Ne laissez pas l’employeur minimiser les faits. Un expert psychiatre peut être commis pour évaluer le préjudice. Nous conseillons toujours un suivi médical dès les premiers signes.

6. Rôle de l’employeur et responsabilité civile

L’employeur a une obligation de sécurité (art. L. 4121-1 Code du travail). S’il ne prend pas les mesures nécessaires pour faire cesser le harcèlement, il peut être poursuivi pour faute inexcusable. Depuis 2026, le défaut de signalement par l’employeur à l’inspection du travail est puni d’une contravention de 5e classe.

La responsabilité civile de l’entreprise peut être engagée solidairement avec l’auteur. Les victimes peuvent obtenir des dommages-intérêts pour préjudice moral, préjudice d’anxiété, et perte de chance professionnelle.

Si votre employeur ne réagit pas à vos signalements, adressez un courrier recommandé avec AR. Cela constitue une preuve de sa carence. Saisissez également le CHSCT (ou CSE).

7. Indemnisation et réparation du préjudice

Outre les sanctions pénales, la victime de harcèlement au travail peut obtenir réparation :

  • Devant le juge pénal : constitution de partie civile pour obtenir des dommages-intérêts (moyenne 2026 : 8 000 à 20 000 € selon la gravité).
  • Devant le conseil de prud’hommes : nullité du licenciement, réintégration ou indemnités forfaitaires (au moins 6 mois de salaire).
  • Réparation du préjudice d’anxiété reconnu depuis l’arrêt du 10 septembre 2025 (Cour de cassation).

Les frais d’avocat peuvent être pris en charge par l’aide juridictionnelle si vos ressources sont modestes.

Nous avons obtenu pour une de nos clientes 45 000 € de dommages-intérêts en 2026, incluant le préjudice professionnel et moral. Chaque dossier est unique : faites-vous accompagner.

8. Jurisprudence récente et perspectives 2026

Plusieurs décisions marquantes en 2025-2026 :

  • Cass. crim. 15 novembre 2025 : le harcèlement peut résulter d’actes isolés mais d’une intensité particulière (violence psychologique aiguë).
  • CA Versailles, 3 février 2026 : la mise à l’écart progressive et la rétention d’informations constituent un harcèlement même sans insultes.
  • CE, 22 mars 2026 : la fonction publique n’échappe pas aux sanctions pénales ; un agent public peut être condamné pour harcèlement moral envers un subordonné.

La tendance législative est à l’élargissement de la définition et à l’allongement des délais de prescription.

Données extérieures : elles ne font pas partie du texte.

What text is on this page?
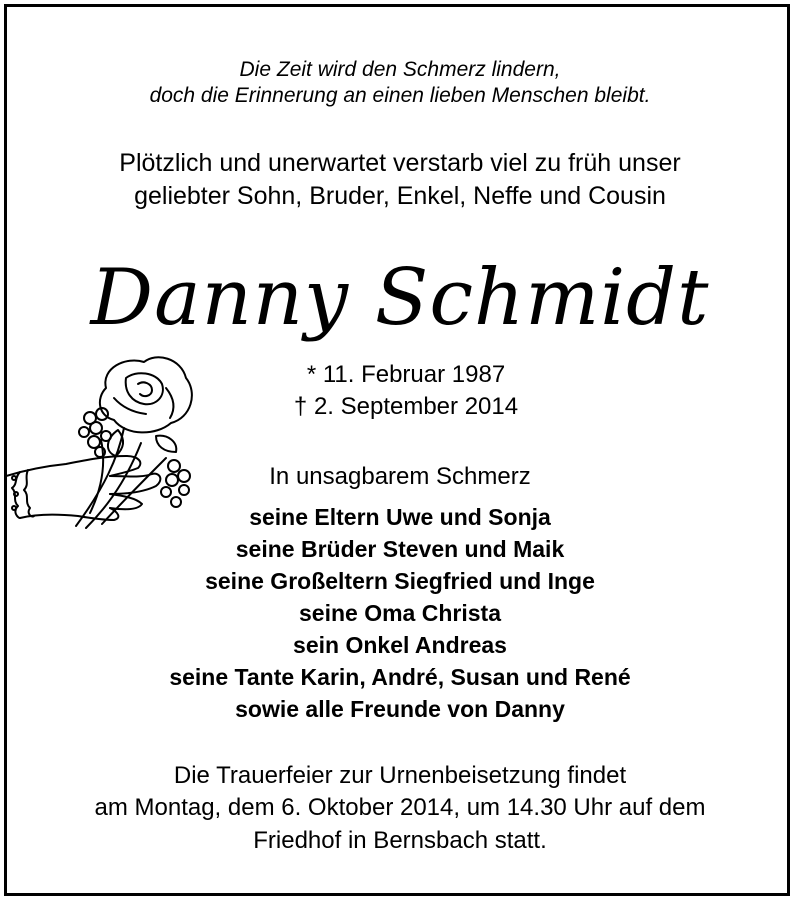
Die Zeit wird den Schmerz lindern,
doch die Erinnerung an einen lieben Menschen bleibt.
Plötzlich und unerwartet verstarb viel zu früh unser
geliebter Sohn, Bruder, Enkel, Neffe und Cousin
Danny Schmidt
* 11. Februar 1987
† 2. September 2014
In unsagbarem Schmerz
seine Eltern Uwe und Sonja
seine Brüder Steven und Maik
seine Großeltern Siegfried und Inge
seine Oma Christa
sein Onkel Andreas
seine Tante Karin, André, Susan und René
sowie alle Freunde von Danny
Die Trauerfeier zur Urnenbeisetzung findet
am Montag, dem 6. Oktober 2014, um 14.30 Uhr auf dem
Friedhof in Bernsbach statt.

En 2026, le gouvernement prépare un projet de loi sur la « prévention des risques psychosociaux » qui imposera un référent harcèlement dans toute entreprise de plus de 20 salariés.

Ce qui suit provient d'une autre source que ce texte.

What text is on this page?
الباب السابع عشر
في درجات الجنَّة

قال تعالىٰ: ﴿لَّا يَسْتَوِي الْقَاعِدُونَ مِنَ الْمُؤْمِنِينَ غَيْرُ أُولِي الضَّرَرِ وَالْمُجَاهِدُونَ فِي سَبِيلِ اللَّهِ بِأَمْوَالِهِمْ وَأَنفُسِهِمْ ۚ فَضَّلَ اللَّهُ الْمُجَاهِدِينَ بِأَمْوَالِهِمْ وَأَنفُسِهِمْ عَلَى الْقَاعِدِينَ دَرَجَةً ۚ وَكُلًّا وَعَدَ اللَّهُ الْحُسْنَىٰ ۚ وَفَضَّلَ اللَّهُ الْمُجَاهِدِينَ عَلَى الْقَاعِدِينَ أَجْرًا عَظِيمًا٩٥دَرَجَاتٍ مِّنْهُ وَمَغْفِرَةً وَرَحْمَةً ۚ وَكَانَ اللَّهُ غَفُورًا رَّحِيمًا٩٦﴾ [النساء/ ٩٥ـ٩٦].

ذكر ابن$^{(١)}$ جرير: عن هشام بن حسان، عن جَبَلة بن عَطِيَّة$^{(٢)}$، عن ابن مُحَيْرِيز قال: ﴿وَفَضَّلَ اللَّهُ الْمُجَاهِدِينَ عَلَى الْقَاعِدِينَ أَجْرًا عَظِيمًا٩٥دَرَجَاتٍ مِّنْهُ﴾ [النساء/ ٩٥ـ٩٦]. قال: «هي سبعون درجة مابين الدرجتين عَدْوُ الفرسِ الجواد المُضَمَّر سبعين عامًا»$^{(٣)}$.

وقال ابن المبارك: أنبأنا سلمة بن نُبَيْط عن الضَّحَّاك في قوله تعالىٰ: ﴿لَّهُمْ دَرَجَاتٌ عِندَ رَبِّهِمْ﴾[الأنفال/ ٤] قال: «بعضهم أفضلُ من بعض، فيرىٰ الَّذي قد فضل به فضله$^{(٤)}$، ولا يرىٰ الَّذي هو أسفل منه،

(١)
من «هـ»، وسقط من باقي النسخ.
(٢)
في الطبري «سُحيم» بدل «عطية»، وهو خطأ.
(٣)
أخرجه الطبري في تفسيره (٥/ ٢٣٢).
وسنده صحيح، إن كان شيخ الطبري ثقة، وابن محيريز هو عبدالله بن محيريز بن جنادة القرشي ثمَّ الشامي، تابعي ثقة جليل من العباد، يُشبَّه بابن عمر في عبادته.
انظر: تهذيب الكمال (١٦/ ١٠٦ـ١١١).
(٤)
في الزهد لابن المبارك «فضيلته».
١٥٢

📜 Textes applicables (extraits)

  • Article 222-33-2 du Code pénal (modifié par loi n°2025-198) : « Le fait de harceler autrui par des propos ou comportements répétés... est puni de deux ans d’emprisonnement et de 30 000 € d’amende. »
  • Article L. 1152-1 du Code du travail : « Aucun salarié ne doit subir des agissements répétés de harcèlement moral. »
  • Article L. 4121-1 du Code du travail : obligation de sécurité de l’employeur.
  • Loi n°2025-198 du 2 mars 2025 : renforcement des peines et création de la peine complémentaire d’interdiction de diriger.
  • Circulaire du 15 janvier 2026 : protection des lanceurs d’alerte et facilitation du recueil de preuves.

✅ À retenir absolument

  • Le harcèlement au travail est un délit pénal, pas seulement un conflit interne.
  • Vous disposez de 6 ans pour agir à compter du dernier fait.
  • La plainte peut être déposée directement ou via un avocat (recommandé).
  • Les preuves numériques (mails, messages) sont recevables.
  • Sanctions possibles : jusqu’à 3 ans de prison et 75 000 € d’amende.
  • L’employeur peut être condamné civilement et pénalement.
  • Une indemnisation est possible pour préjudice moral, professionnel et d’anxiété.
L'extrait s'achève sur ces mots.